No. 9 – Eisbären Bremerhaven
- Position: Power forward
- League: ProA

Personal information
- Born: December 14, 2002 (age 23) Coquitlam, British Columbia, Canada
- Listed height: 6 ft 9 in (2.06 m)
- Listed weight: 245 lb (111 kg)

Career information
- High school: Centennial Secondary (Coquitlam, British Columbia)
- College: Lehigh (2020–2024); Boise State (2024–2026);
- Playing career: 2026–present

Career history
- 2026: Vancouver Bandits
- 2026-present: Eisbären Bremerhaven

Career highlights
- Third Team All-Patriot League (2024); Patriot League All-Academic Team (2024);

= Dominic Parolin =

Canadian basketball player

Dominic Parolin (born December 14, 2002) is a Canadian professional basketball player for Eisbären Bremerhaven of the German ProA. He played college basketball for the Lehigh Mountain Hawks and Boise State Broncos.

==High school career==
Parolin attended Centennial Secondary School from 2016 to 2020. In his senior year in 2020, he was named an all-star at the British Columbia 4A High School Boys Basketball Championships

==College career==
Parolin played college basketball for the Lehigh Mountain Hawks and Boise State Broncos. In 137 career games, he totalled 969 points, 629 rebounds, 126 assists, 82 steals and 76 blocks.
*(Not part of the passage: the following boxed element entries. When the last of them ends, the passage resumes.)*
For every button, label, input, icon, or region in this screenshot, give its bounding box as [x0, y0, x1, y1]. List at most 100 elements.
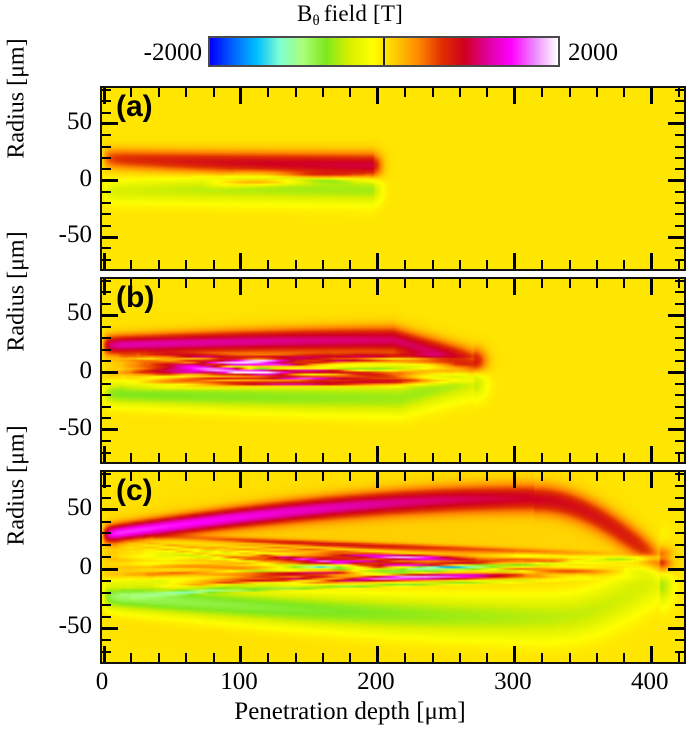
y-axis-minor-tick — [675, 270, 684, 271]
x-axis-minor-tick — [185, 260, 188, 269]
x-axis-minor-tick — [486, 472, 489, 481]
x-axis-minor-tick — [541, 453, 544, 462]
x-axis-major-tick — [102, 646, 106, 662]
x-axis-minor-tick — [678, 260, 681, 269]
panel-b-label: (b) — [116, 281, 155, 314]
y-axis-minor-tick — [102, 473, 111, 475]
x-axis-minor-tick — [595, 279, 598, 288]
x-axis-minor-tick — [431, 453, 434, 462]
colorbar-title-rest: field [T] — [323, 1, 403, 26]
y-axis-minor-tick — [102, 451, 111, 454]
y-axis-minor-tick — [675, 258, 684, 261]
x-axis-minor-tick — [678, 653, 681, 662]
x-axis-minor-tick — [404, 653, 407, 662]
y-axis-minor-tick — [675, 496, 684, 499]
x-axis-minor-tick — [486, 260, 489, 269]
x-axis-minor-tick — [267, 472, 270, 481]
y-axis-minor-tick — [102, 591, 111, 594]
x-axis-minor-tick — [212, 88, 215, 97]
x-axis-minor-tick — [157, 279, 160, 288]
x-axis-minor-tick — [185, 472, 188, 481]
y-axis-minor-tick — [675, 202, 684, 205]
x-axis-minor-tick — [130, 279, 133, 288]
y-axis-major-tick — [102, 371, 118, 374]
y-axis-minor-tick — [675, 591, 684, 594]
x-axis-minor-tick — [459, 260, 462, 269]
y-axis-minor-tick — [102, 360, 111, 363]
y-axis-major-tick — [102, 626, 118, 630]
y-axis-major-tick — [102, 428, 118, 432]
x-axis-minor-tick — [595, 453, 598, 462]
x-axis-major-tick — [376, 472, 380, 488]
y-axis-minor-tick — [102, 405, 111, 408]
x-axis-major-tick — [650, 646, 654, 662]
x-axis-minor-tick — [294, 472, 297, 481]
x-axis-minor-tick — [349, 653, 352, 662]
x-axis-minor-tick — [157, 653, 160, 662]
y-axis-minor-tick — [675, 544, 684, 547]
x-axis-minor-tick — [212, 279, 215, 288]
y-axis-minor-tick — [675, 484, 684, 487]
x-axis-minor-tick — [678, 279, 681, 288]
y-axis-minor-tick — [675, 291, 684, 294]
x-axis-minor-tick — [623, 653, 626, 662]
x-axis-major-tick — [239, 279, 243, 295]
x-axis-major-tick — [102, 446, 106, 462]
y-axis-minor-tick — [675, 111, 684, 114]
x-axis-minor-tick — [568, 453, 571, 462]
x-axis-minor-tick — [157, 472, 160, 481]
y-axis-major-tick — [668, 313, 684, 317]
y-axis-minor-tick — [102, 663, 111, 664]
y-axis-minor-tick — [102, 168, 111, 171]
x-axis-minor-tick — [349, 453, 352, 462]
y-axis-minor-tick — [102, 202, 111, 205]
x-axis-major-tick — [513, 446, 517, 462]
y-axis-minor-tick — [675, 405, 684, 408]
x-axis-tick-label: 300 — [494, 668, 532, 695]
x-axis-minor-tick — [294, 260, 297, 269]
x-axis-minor-tick — [623, 260, 626, 269]
x-axis-minor-tick — [623, 472, 626, 481]
colorbar-min-label: -2000 — [143, 39, 202, 66]
x-axis-major-tick — [102, 88, 106, 104]
field-map-a — [102, 88, 684, 269]
x-axis-major-tick — [650, 472, 654, 488]
y-axis-minor-tick — [102, 417, 111, 420]
y-axis-minor-tick — [102, 484, 111, 487]
x-axis-minor-tick — [459, 279, 462, 288]
colorbar-title: Bθ field [T] — [0, 1, 700, 30]
x-axis-minor-tick — [541, 472, 544, 481]
y-axis-minor-tick — [675, 520, 684, 523]
y-axis-minor-tick — [675, 394, 684, 397]
y-axis-minor-tick — [102, 145, 111, 148]
y-axis-major-tick — [668, 508, 684, 512]
x-axis-minor-tick — [623, 88, 626, 97]
x-axis-minor-tick — [130, 88, 133, 97]
x-axis-minor-tick — [678, 453, 681, 462]
x-axis-minor-tick — [212, 260, 215, 269]
y-axis-minor-tick — [102, 639, 111, 642]
colorbar-title-prefix: B — [296, 1, 313, 26]
y-axis-minor-tick — [675, 417, 684, 420]
colorbar-max-label: 2000 — [568, 39, 618, 66]
x-axis-minor-tick — [404, 260, 407, 269]
x-axis-minor-tick — [486, 453, 489, 462]
panel-a-label: (a) — [116, 90, 153, 123]
y-axis-minor-tick — [102, 89, 111, 91]
y-axis-minor-tick — [102, 463, 111, 464]
y-axis-minor-tick — [102, 440, 111, 443]
x-axis-minor-tick — [568, 653, 571, 662]
x-axis-minor-tick — [212, 653, 215, 662]
field-map-c — [102, 472, 684, 662]
x-axis-major-tick — [376, 253, 380, 269]
y-axis-major-tick — [668, 235, 684, 239]
x-axis-minor-tick — [185, 279, 188, 288]
y-axis-minor-tick — [102, 520, 111, 523]
x-axis-major-tick — [650, 253, 654, 269]
x-axis-minor-tick — [431, 260, 434, 269]
y-axis-minor-tick — [675, 224, 684, 227]
y-axis-minor-tick — [675, 348, 684, 351]
y-axis-minor-tick — [102, 556, 111, 559]
x-axis-minor-tick — [294, 88, 297, 97]
x-axis-minor-tick — [349, 88, 352, 97]
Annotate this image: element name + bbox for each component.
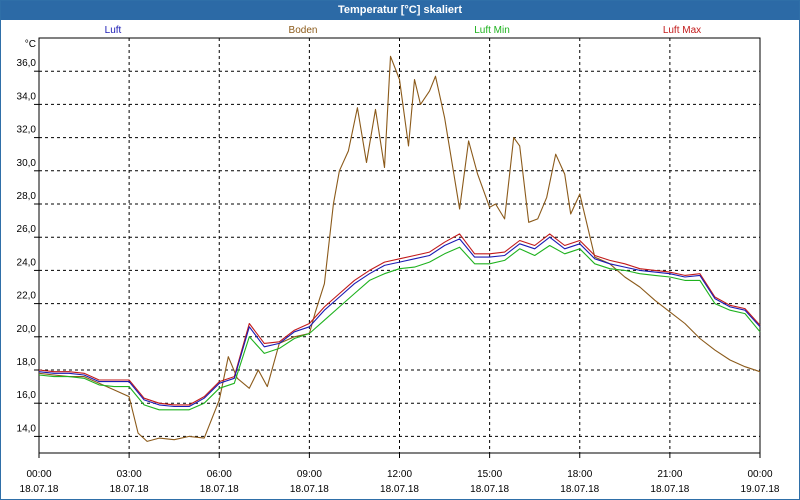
y-tick-label: 16,0 xyxy=(17,390,37,401)
y-tick-label: 14,0 xyxy=(17,423,37,434)
y-tick-label: 32,0 xyxy=(17,125,37,136)
x-tick-time: 21:00 xyxy=(657,469,682,480)
y-tick-label: 24,0 xyxy=(17,257,37,268)
series-lines xyxy=(38,55,761,442)
x-tick-date: 18.07.18 xyxy=(380,484,419,495)
chart-title: Temperatur [°C] skaliert xyxy=(1,1,799,20)
x-tick-time: 00:00 xyxy=(747,469,772,480)
series-line-luft xyxy=(38,236,761,408)
y-tick-label: 28,0 xyxy=(17,191,37,202)
x-tick-date: 18.07.18 xyxy=(20,484,59,495)
legend-entry-luft-min: Luft Min xyxy=(474,25,510,36)
y-tick-label: 30,0 xyxy=(17,158,37,169)
axes xyxy=(34,37,761,458)
series-line-luft-max xyxy=(38,233,761,406)
x-tick-date: 18.07.18 xyxy=(110,484,149,495)
legend-entry-luft: Luft xyxy=(105,25,122,36)
x-tick-time: 00:00 xyxy=(26,469,51,480)
grid xyxy=(38,38,761,453)
x-tick-date: 18.07.18 xyxy=(200,484,239,495)
x-tick-time: 09:00 xyxy=(297,469,322,480)
legend-entry-boden: Boden xyxy=(289,25,318,36)
x-tick-time: 03:00 xyxy=(117,469,142,480)
series-line-luft-min xyxy=(38,244,761,411)
y-tick-label: 20,0 xyxy=(17,324,37,335)
x-tick-time: 15:00 xyxy=(477,469,502,480)
series-line-boden xyxy=(38,55,761,442)
y-tick-label: 26,0 xyxy=(17,224,37,235)
axis-labels: 14,0 16,0 18,0 20,0 22,0 24,0 26,0 28,0 30,0 32,0… xyxy=(17,39,780,495)
x-tick-date: 18.07.18 xyxy=(650,484,689,495)
y-tick-label: 36,0 xyxy=(17,58,37,69)
legend-entry-luft-max: Luft Max xyxy=(663,25,701,36)
x-tick-date: 18.07.18 xyxy=(470,484,509,495)
legend: Luft Boden Luft Min Luft Max xyxy=(105,25,702,36)
x-tick-date: 18.07.18 xyxy=(560,484,599,495)
x-tick-date: 19.07.18 xyxy=(741,484,780,495)
x-tick-date: 18.07.18 xyxy=(290,484,329,495)
plot-frame xyxy=(38,37,761,454)
y-tick-label: 22,0 xyxy=(17,291,37,302)
x-tick-time: 18:00 xyxy=(567,469,592,480)
y-tick-label: 34,0 xyxy=(17,91,37,102)
y-tick-label: 18,0 xyxy=(17,357,37,368)
x-tick-time: 12:00 xyxy=(387,469,412,480)
y-axis-label: °C xyxy=(25,39,36,50)
x-tick-time: 06:00 xyxy=(207,469,232,480)
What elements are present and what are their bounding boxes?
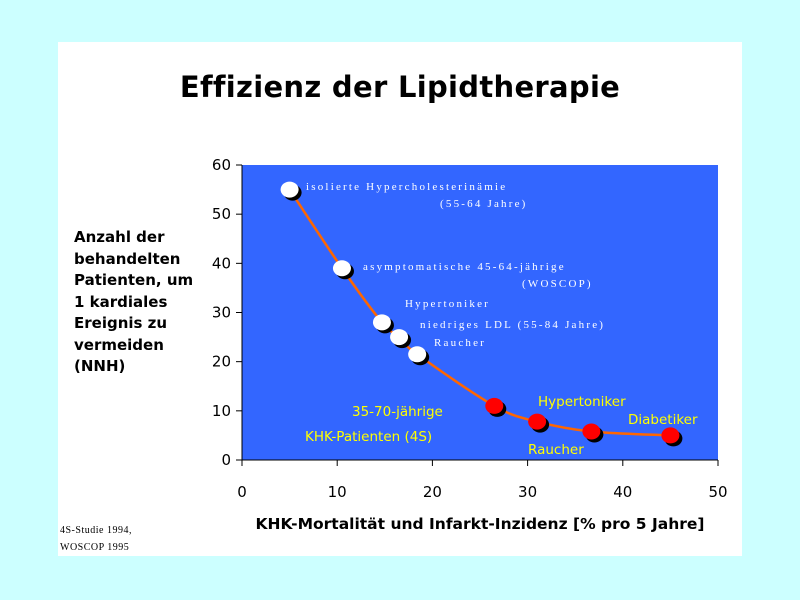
x-tick-label: 30: [518, 483, 537, 501]
x-axis-label: KHK-Mortalität und Infarkt-Inzidenz [% p…: [255, 515, 705, 533]
x-tick-label: 0: [237, 483, 247, 501]
x-tick-label: 50: [708, 483, 727, 501]
data-point-red: [528, 413, 547, 430]
annotation-label: Raucher: [434, 337, 486, 349]
data-point-white: [280, 181, 299, 198]
points-group: [280, 181, 683, 447]
y-tick-label: 20: [212, 353, 231, 371]
data-point-red: [661, 427, 680, 444]
data-point-red: [485, 397, 504, 414]
y-tick-label: 40: [212, 254, 231, 272]
plot-area: [242, 165, 718, 460]
y-tick-label: 30: [212, 304, 231, 322]
annotation-label: Raucher: [528, 442, 584, 458]
x-tick-label: 20: [423, 483, 442, 501]
annotation-label: asymptomatische 45-64-jährige: [363, 261, 566, 273]
annotation-label: isolierte Hypercholesterinämie: [306, 181, 507, 193]
x-tick-label: 10: [328, 483, 347, 501]
annotation-label: KHK-Patienten (4S): [305, 429, 432, 445]
annotation-label: 35-70-jährige: [352, 404, 443, 420]
annotation-label: Hypertoniker: [405, 298, 490, 310]
x-tick-label: 40: [613, 483, 632, 501]
annotation-label: (WOSCOP): [522, 278, 593, 290]
annotations-group: isolierte Hypercholesterinämie (55-64 Ja…: [305, 181, 698, 458]
data-point-red: [582, 423, 601, 440]
y-tick-label: 50: [212, 205, 231, 223]
axes: 0 10 20 30 40 50 60 0 10 20 30 40 50: [212, 156, 728, 501]
data-point-white: [372, 314, 391, 331]
data-point-white: [390, 329, 409, 346]
annotation-label: (55-64 Jahre): [440, 198, 528, 210]
annotation-label: niedriges LDL (55-84 Jahre): [420, 319, 605, 331]
y-tick-label: 0: [221, 451, 231, 469]
y-axis-label: Anzahl der behandelten Patienten, um 1 k…: [74, 228, 194, 375]
y-tick-label: 60: [212, 156, 231, 174]
source-note: 4S-Studie 1994, WOSCOP 1995: [60, 525, 132, 553]
annotation-label: Hypertoniker: [538, 394, 626, 410]
annotation-label: Diabetiker: [628, 412, 698, 428]
chart-title: Effizienz der Lipidtherapie: [179, 70, 621, 104]
y-tick-label: 10: [212, 402, 231, 420]
data-point-white: [332, 260, 351, 277]
data-point-white: [408, 346, 427, 363]
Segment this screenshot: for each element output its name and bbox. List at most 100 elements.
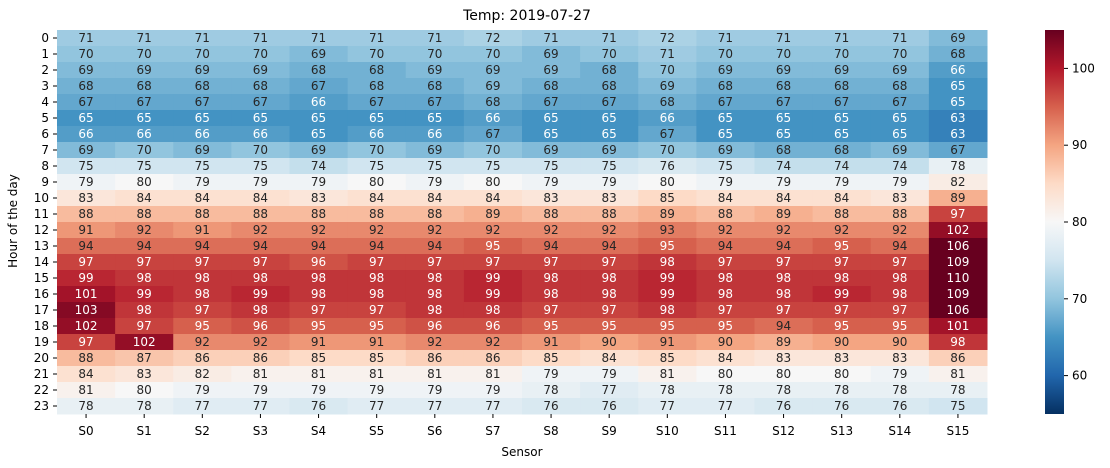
cell-value-label: 71	[253, 31, 268, 45]
heatmap-cell	[928, 190, 988, 207]
cell-value-label: 97	[369, 303, 384, 317]
cell-value-label: 69	[195, 143, 210, 157]
cell-value-label: 98	[427, 303, 442, 317]
cell-value-label: 99	[834, 287, 849, 301]
cell-value-label: 90	[892, 335, 907, 349]
heatmap-cell	[405, 286, 465, 303]
cell-value-label: 94	[602, 239, 617, 253]
x-tick-label: S12	[772, 424, 795, 438]
heatmap-cell	[580, 78, 639, 95]
cell-value-label: 98	[253, 303, 268, 317]
cell-value-label: 83	[834, 351, 849, 365]
heatmap-cell	[580, 366, 639, 383]
heatmap-cell	[696, 238, 756, 255]
cell-value-label: 72	[485, 31, 500, 45]
heatmap-cell	[580, 142, 639, 159]
cell-value-label: 71	[834, 31, 849, 45]
heatmap-cell	[463, 318, 523, 335]
cell-value-label: 67	[602, 95, 617, 109]
cell-value-label: 83	[543, 191, 558, 205]
heatmap-cell	[754, 350, 814, 367]
cell-value-label: 70	[137, 47, 152, 61]
heatmap-cell	[928, 318, 988, 335]
cell-value-label: 83	[602, 191, 617, 205]
cell-value-label: 96	[253, 319, 268, 333]
cell-value-label: 98	[369, 271, 384, 285]
heatmap-cell	[522, 382, 581, 399]
heatmap-cell	[522, 270, 581, 287]
cell-value-label: 69	[718, 63, 733, 77]
heatmap-cell	[115, 46, 174, 63]
heatmap-cell	[522, 126, 581, 143]
cell-value-label: 110	[946, 271, 969, 285]
heatmap-cell	[289, 94, 349, 111]
heatmap-cell	[696, 302, 756, 319]
cell-value-label: 69	[834, 63, 849, 77]
cell-value-label: 97	[311, 303, 326, 317]
heatmap-cell	[405, 110, 465, 127]
heatmap-cell	[696, 94, 756, 111]
cell-value-label: 81	[253, 367, 268, 381]
heatmap-cell	[57, 30, 116, 47]
cell-value-label: 98	[311, 271, 326, 285]
cell-value-label: 65	[311, 127, 326, 141]
x-tick-label: S14	[888, 424, 911, 438]
heatmap-cell	[289, 382, 349, 399]
heatmap-cell	[812, 158, 872, 175]
cell-value-label: 77	[602, 383, 617, 397]
heatmap-cell	[347, 142, 407, 159]
cell-value-label: 79	[892, 367, 907, 381]
cell-value-label: 92	[834, 223, 849, 237]
cell-value-label: 91	[78, 223, 93, 237]
heatmap-cell	[812, 190, 872, 207]
heatmap-cell	[463, 94, 523, 111]
cell-value-label: 70	[137, 143, 152, 157]
heatmap-cell	[173, 334, 232, 351]
cell-value-label: 79	[834, 175, 849, 189]
cell-value-label: 69	[485, 79, 500, 93]
cell-value-label: 94	[253, 239, 268, 253]
cell-value-label: 65	[253, 111, 268, 125]
heatmap-cell	[405, 62, 465, 79]
cell-value-label: 66	[253, 127, 268, 141]
heatmap-cell	[522, 286, 581, 303]
x-tick-label: S2	[195, 424, 210, 438]
heatmap-cell	[173, 270, 232, 287]
cell-value-label: 97	[892, 255, 907, 269]
cell-value-label: 94	[137, 239, 152, 253]
cell-value-label: 84	[137, 191, 152, 205]
heatmap-cell	[638, 350, 697, 367]
cell-value-label: 71	[195, 31, 210, 45]
cell-value-label: 92	[369, 223, 384, 237]
chart-title: Temp: 2019-07-27	[462, 8, 591, 24]
heatmap-cell	[115, 174, 174, 191]
heatmap-cell	[928, 270, 988, 287]
cell-value-label: 77	[195, 399, 210, 413]
heatmap-cell	[57, 190, 116, 207]
heatmap-cell	[289, 190, 349, 207]
cell-value-label: 97	[485, 255, 500, 269]
heatmap-cell	[580, 398, 639, 415]
cell-value-label: 81	[660, 367, 675, 381]
heatmap-cell	[638, 126, 697, 143]
heatmap-cell	[289, 30, 349, 47]
heatmap-cell	[696, 270, 756, 287]
heatmap-cell	[463, 30, 523, 47]
heatmap-cell	[57, 142, 116, 159]
heatmap-cell	[405, 174, 465, 191]
heatmap-cell	[405, 190, 465, 207]
heatmap-cell	[115, 350, 174, 367]
heatmap-cell	[231, 206, 291, 223]
cell-value-label: 70	[78, 47, 93, 61]
cell-value-label: 98	[195, 287, 210, 301]
heatmap-cell	[57, 286, 116, 303]
y-tick-label: 10	[34, 191, 49, 205]
heatmap-cell	[231, 286, 291, 303]
heatmap-cell	[870, 366, 930, 383]
heatmap-cell	[347, 206, 407, 223]
cell-value-label: 97	[369, 255, 384, 269]
cell-value-label: 92	[253, 223, 268, 237]
cell-value-label: 71	[137, 31, 152, 45]
heatmap-cell	[696, 350, 756, 367]
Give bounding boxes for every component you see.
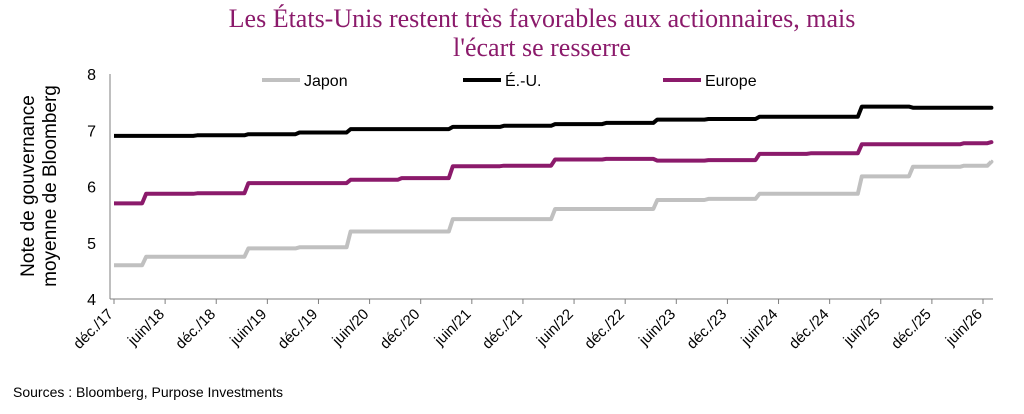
x-tick-label: déc./24	[786, 306, 833, 353]
y-tick-label: 8	[87, 67, 96, 84]
chart-title: Les États-Unis restent très favorables a…	[60, 4, 1024, 62]
x-tick-label: juin/19	[226, 306, 270, 350]
chart-title-line-1: Les États-Unis restent très favorables a…	[228, 4, 856, 33]
x-tick-label: déc./17	[70, 306, 117, 353]
y-tick-label: 6	[87, 180, 96, 197]
chart-title-line-2: l'écart se resserre	[453, 33, 631, 62]
x-tick-label: déc./23	[683, 306, 730, 353]
x-tick-label: juin/21	[431, 306, 475, 350]
x-tick-label: déc./19	[274, 306, 321, 353]
y-tick-label: 4	[87, 292, 96, 309]
y-tick-label: 7	[87, 123, 96, 140]
x-tick-label: déc./25	[888, 306, 935, 353]
series-line-2	[114, 104, 994, 138]
y-tick-label: 5	[87, 236, 96, 253]
series-line-3	[114, 140, 994, 206]
legend-label-2: É.-U.	[505, 71, 541, 90]
x-tick-label: déc./21	[479, 306, 526, 353]
x-tick-label: juin/18	[124, 306, 168, 350]
x-tick-label: juin/23	[635, 306, 679, 350]
x-tick-label: juin/24	[737, 306, 781, 350]
series-line-1	[114, 159, 994, 268]
x-tick-label: déc./20	[377, 306, 424, 353]
x-tick-label: déc./18	[172, 306, 219, 353]
legend-label-3: Europe	[705, 73, 757, 90]
x-tick-label: juin/25	[840, 306, 884, 350]
x-tick-label: juin/20	[328, 306, 372, 350]
x-tick-label: juin/26	[942, 306, 986, 350]
legend-label-1: Japon	[304, 73, 348, 90]
x-tick-label: déc./22	[581, 306, 628, 353]
source-note: Sources : Bloomberg, Purpose Investments	[13, 384, 284, 400]
x-tick-label: juin/22	[533, 306, 577, 350]
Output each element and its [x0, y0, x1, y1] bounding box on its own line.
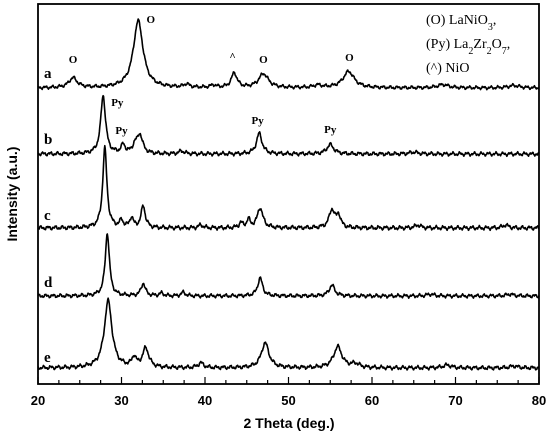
- pattern-label-e: e: [44, 350, 51, 366]
- peak-annotation: O: [146, 14, 155, 26]
- peak-annotation: O: [69, 54, 78, 66]
- pattern-label-b: b: [44, 132, 52, 148]
- peak-annotation: Py: [251, 115, 264, 127]
- x-axis-title: 2 Theta (deg.): [243, 415, 334, 431]
- x-tick-label: 60: [365, 393, 379, 408]
- peak-annotation: Py: [115, 125, 128, 137]
- pattern-label-c: c: [44, 208, 51, 224]
- pattern-label-a: a: [44, 66, 52, 82]
- x-tick-label: 50: [281, 393, 295, 408]
- legend-entry-lanio3: (O) LaNiO3,: [426, 13, 496, 33]
- peak-annotation: O: [345, 52, 354, 64]
- plot-area: a b c d e O O ^ O O Py Py Py Py: [37, 14, 540, 371]
- y-axis-title: Intensity (a.u.): [4, 147, 20, 242]
- x-tick-label: 70: [448, 393, 462, 408]
- xrd-trace-a: [37, 18, 540, 91]
- legend-entry-nio: (^) NiO: [426, 61, 470, 76]
- x-tick-label: 80: [532, 393, 546, 408]
- pattern-label-d: d: [44, 275, 53, 291]
- peak-annotation: O: [259, 54, 268, 66]
- x-tick-label: 30: [114, 393, 128, 408]
- legend-entry-la2zr2o7: (Py) La2Zr2O7,: [426, 37, 510, 57]
- legend: (O) LaNiO3, (Py) La2Zr2O7, (^) NiO: [426, 13, 510, 76]
- xrd-trace-c: [37, 144, 540, 232]
- x-axis: 20 30 40 50 60 70 80: [31, 377, 546, 408]
- xrd-trace-b: [37, 94, 540, 158]
- peak-annotation: ^: [229, 51, 235, 63]
- xrd-trace-d: [37, 233, 540, 299]
- x-tick-label: 20: [31, 393, 45, 408]
- x-tick-label: 40: [198, 393, 212, 408]
- peak-annotation: Py: [324, 124, 337, 136]
- xrd-trace-e: [37, 297, 540, 371]
- peak-annotation: Py: [111, 97, 124, 109]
During the 2023–24 season, while at Lehigh, Parolin averaged 11.5 points, 6.3 rebounds, 1.6 assists, 0.7 blocks and was named Third Team All-Patriot League and All-Academic Team.

== Professional career ==
===Vancouver Bandits (2026)===
On April 2, 2026, Parolin signed with the Vancouver Bandits of the Canadian Elite Basketball League.

===Eisbären Bremerhaven (2026–27)===
In July 2026, Parolin joined German club Eisbären Bremerhaven of the ProA league.